Ik deel de opmerkingen die de Commissie m.e.r. heeft gemaakt over de onduidelijkheid in rollen en verantwoordelijkheden. Zoals eerder in deze brief aangegeven biedt het CMP inzicht in de informerende, evenals de juridisch bindende elementen voor bijvoorbeeld vergunningverlening die een bepaalde materiaalstroom betreffen. In het CMP wordt hier duidelijk onderscheid in gemaakt, evenals in de bijbehorende taken en bevoegdheden. Bovendien wijs ik op het verankeren van de afwijkingsprocedure in de Wet Milieubeheer, zoals ook in deze brief is beschreven. Met deze aanpak zullen de rollen en verantwoordelijkheden behorende bij het CMP duidelijk en juridisch beter geborgd zijn.

Planning

Het streven is om begin 2024 de formele inspraakprocedure voor het CMP te starten en op 1 januari 2025 het eerste CMP in werking te laten treden. Overigens zal het CMP ook na inwerkingtreding niet af zijn; er zal steeds sprake zijn van beleidsmatig of uitvoeringstechnisch voortschrijdend inzicht wat vraagt om aanpassing, bijvoorbeeld om innovaties zo goed mogelijk te accommoderen. Wanneer CMP1 in werking treedt, zal er dan ook al volop gewerkt worden aan een eerste aanpassing.
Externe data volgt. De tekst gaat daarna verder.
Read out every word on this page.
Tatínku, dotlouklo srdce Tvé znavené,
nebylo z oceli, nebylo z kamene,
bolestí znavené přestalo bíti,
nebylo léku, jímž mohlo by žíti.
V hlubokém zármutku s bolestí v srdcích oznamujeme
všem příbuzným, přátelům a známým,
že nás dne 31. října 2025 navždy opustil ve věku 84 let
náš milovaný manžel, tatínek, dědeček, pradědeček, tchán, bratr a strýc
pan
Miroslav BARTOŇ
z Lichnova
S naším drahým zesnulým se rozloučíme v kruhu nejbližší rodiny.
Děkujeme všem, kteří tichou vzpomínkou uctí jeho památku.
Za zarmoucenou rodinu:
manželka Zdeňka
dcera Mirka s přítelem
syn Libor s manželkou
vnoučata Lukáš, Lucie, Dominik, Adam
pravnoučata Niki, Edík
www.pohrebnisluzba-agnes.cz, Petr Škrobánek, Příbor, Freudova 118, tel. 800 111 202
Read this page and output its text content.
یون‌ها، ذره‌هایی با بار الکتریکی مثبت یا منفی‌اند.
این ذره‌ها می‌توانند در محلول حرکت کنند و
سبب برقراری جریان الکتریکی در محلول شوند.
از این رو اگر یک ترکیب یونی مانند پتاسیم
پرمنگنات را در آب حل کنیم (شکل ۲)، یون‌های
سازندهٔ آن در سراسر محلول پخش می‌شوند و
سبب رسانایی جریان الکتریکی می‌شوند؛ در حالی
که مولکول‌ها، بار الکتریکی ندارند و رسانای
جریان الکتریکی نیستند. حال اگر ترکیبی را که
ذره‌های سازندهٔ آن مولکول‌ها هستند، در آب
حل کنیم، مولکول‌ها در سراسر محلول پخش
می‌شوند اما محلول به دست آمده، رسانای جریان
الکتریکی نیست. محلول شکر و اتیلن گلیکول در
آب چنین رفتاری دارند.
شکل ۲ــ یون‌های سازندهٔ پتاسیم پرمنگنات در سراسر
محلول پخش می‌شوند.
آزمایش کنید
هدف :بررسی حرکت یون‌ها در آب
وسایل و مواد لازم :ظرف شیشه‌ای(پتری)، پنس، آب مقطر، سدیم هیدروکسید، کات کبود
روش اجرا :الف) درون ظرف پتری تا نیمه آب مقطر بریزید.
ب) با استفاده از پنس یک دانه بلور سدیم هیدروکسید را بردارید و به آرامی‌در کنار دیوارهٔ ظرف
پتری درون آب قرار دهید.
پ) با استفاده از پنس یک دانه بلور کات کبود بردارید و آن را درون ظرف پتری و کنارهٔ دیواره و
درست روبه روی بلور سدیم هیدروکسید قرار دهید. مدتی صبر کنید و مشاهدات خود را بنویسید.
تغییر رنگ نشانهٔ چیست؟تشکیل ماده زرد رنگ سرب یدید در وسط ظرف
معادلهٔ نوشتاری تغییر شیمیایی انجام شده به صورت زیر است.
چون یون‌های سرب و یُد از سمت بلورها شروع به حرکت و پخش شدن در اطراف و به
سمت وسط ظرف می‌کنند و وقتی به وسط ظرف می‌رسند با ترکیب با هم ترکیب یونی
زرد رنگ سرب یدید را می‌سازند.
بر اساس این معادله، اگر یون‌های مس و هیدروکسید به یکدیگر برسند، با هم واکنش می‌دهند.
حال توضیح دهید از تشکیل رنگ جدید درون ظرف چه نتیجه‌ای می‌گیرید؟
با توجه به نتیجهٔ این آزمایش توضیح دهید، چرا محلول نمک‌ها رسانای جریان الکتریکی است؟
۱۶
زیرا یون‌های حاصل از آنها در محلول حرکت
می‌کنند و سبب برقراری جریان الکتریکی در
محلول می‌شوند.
Zo is en blijft het CMP een dynamisch en evoluerend instrument dat inspeelt op en een weerslag is van de laatste stand van de ontwikkelingen en zo de transitie naar een circulaire economie praktisch ondersteunt.

Ik zal u opnieuw informeren over de stand van zaken op het moment dat het ontwerp CMP in de inspraak wordt gebracht.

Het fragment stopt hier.